I came out to Montreal armed with one solitary jar; reasoning I may need the comforting familiarity of a food I can safely eat without feeling too ill afterwards to help get me through those first weeks. It soon went. I spent a great deal of time scanning the supermarket shelves for the illusive jars that contained nothing but peanuts. It’s crazy what they put in the stuff once you start looking – oil, sugar, stabilizers, salt – there is just no need! Finally coming across one make fitting the remit, it was bought home only to fail the taste test.
Desperation called for a radical solution: I was going to have to make my own.
Why did I never think of it before?! It is so easy, so quick, so simple…and so delicious! Five minutes with a hand blender and a pack of unsalted roasted peanuts, and…voila!
I never weigh the quantity to be honest, I just bung a load in the chopper, but this is the amount when I weighed them to give you some idea of the quantity, so you can adjust to your needs and wants.
On with the recipe:
Tip the nuts in a blender...
If you like your butter smooth, it is now ready. If, however, you are like me and prefer some crunch in your butter, then roughly chop up another handful of nuts (the exact amount and how big you leave the chunks is entirely up to you). Stir these into the smooth, warm butter and ta da! You have delicious, crunchy peanut butter!
I have discovered peanut varieties and tastes vary, so if your first batch isn’t quite to your taste, it is worth buying a different brand of peanut.
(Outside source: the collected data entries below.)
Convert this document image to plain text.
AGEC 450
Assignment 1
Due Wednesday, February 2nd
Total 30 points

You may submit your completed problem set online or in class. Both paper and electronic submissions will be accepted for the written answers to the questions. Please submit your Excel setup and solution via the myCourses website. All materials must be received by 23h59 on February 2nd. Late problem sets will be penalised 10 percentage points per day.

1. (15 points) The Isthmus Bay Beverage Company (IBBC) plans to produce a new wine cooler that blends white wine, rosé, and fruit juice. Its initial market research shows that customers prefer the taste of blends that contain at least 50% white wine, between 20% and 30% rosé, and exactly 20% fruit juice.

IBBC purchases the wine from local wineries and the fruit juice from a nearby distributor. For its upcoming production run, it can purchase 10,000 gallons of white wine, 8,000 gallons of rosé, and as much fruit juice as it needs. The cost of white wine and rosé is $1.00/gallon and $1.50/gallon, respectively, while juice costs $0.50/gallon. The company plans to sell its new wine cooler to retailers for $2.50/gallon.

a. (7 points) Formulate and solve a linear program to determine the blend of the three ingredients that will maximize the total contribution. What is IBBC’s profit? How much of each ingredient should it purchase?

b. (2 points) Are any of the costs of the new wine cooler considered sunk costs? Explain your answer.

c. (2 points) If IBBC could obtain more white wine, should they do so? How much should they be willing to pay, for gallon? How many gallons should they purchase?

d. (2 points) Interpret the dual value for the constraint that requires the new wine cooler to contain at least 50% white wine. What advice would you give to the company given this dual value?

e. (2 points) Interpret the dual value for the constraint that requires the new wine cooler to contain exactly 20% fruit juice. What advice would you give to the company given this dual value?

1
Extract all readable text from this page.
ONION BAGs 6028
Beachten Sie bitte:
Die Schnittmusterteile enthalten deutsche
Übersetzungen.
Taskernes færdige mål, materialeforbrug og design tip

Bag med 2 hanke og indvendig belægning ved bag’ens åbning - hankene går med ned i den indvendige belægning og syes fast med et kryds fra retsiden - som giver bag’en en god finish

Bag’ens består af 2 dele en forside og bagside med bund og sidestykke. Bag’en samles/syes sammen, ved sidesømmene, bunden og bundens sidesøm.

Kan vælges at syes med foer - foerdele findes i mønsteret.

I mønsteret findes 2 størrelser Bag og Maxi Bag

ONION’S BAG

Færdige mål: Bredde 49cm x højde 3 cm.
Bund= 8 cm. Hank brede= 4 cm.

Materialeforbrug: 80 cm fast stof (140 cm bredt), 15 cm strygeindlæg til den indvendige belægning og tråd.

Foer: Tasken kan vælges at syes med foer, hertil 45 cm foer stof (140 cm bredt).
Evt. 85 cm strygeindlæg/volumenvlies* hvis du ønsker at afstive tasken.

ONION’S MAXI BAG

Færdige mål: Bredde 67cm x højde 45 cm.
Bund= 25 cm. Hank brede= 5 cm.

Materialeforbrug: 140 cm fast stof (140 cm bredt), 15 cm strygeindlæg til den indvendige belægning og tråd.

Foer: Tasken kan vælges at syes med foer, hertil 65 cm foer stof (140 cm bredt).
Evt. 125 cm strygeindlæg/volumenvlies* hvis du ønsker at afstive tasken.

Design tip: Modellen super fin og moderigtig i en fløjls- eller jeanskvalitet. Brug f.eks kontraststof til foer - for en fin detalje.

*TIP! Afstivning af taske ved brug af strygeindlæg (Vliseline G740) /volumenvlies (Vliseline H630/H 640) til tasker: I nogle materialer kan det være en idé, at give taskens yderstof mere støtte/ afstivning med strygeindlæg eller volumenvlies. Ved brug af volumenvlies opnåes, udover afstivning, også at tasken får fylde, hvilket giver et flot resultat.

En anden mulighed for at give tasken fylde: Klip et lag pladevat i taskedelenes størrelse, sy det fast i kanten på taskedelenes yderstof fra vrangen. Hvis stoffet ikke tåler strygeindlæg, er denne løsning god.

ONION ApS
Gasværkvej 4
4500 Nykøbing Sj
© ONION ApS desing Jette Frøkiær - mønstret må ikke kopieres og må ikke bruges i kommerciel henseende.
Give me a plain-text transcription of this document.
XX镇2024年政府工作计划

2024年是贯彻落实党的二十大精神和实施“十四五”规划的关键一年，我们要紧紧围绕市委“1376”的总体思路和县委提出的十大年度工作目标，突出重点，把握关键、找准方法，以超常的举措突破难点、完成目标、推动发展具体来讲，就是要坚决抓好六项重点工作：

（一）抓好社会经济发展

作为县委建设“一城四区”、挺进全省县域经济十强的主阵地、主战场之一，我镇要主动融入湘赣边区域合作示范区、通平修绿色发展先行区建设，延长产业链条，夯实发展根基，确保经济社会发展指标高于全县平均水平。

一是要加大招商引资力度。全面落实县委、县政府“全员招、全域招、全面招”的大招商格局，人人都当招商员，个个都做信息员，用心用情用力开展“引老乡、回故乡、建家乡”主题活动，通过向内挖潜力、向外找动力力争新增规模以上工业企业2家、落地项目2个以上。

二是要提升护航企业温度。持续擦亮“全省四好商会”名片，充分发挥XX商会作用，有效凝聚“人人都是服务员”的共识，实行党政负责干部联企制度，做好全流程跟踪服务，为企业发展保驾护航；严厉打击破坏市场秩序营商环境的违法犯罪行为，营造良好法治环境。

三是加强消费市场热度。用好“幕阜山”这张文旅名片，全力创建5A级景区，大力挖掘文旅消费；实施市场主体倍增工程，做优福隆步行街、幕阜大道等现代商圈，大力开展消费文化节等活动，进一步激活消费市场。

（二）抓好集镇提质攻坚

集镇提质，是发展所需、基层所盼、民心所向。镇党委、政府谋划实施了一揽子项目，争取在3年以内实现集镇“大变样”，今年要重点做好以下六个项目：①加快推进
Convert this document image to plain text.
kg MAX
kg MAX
I had to try a number of different varieties of peanuts before I found the ones which produced a butter with both the taste and texture I was after, so don’t be put off if at first it isn't what you are after!
You could try peanuts with skins on (if you can find any - I haven’t been successful here so far), or adding different flavours; such as chocolate, salt or cinnamon to the mix and truly make it your own.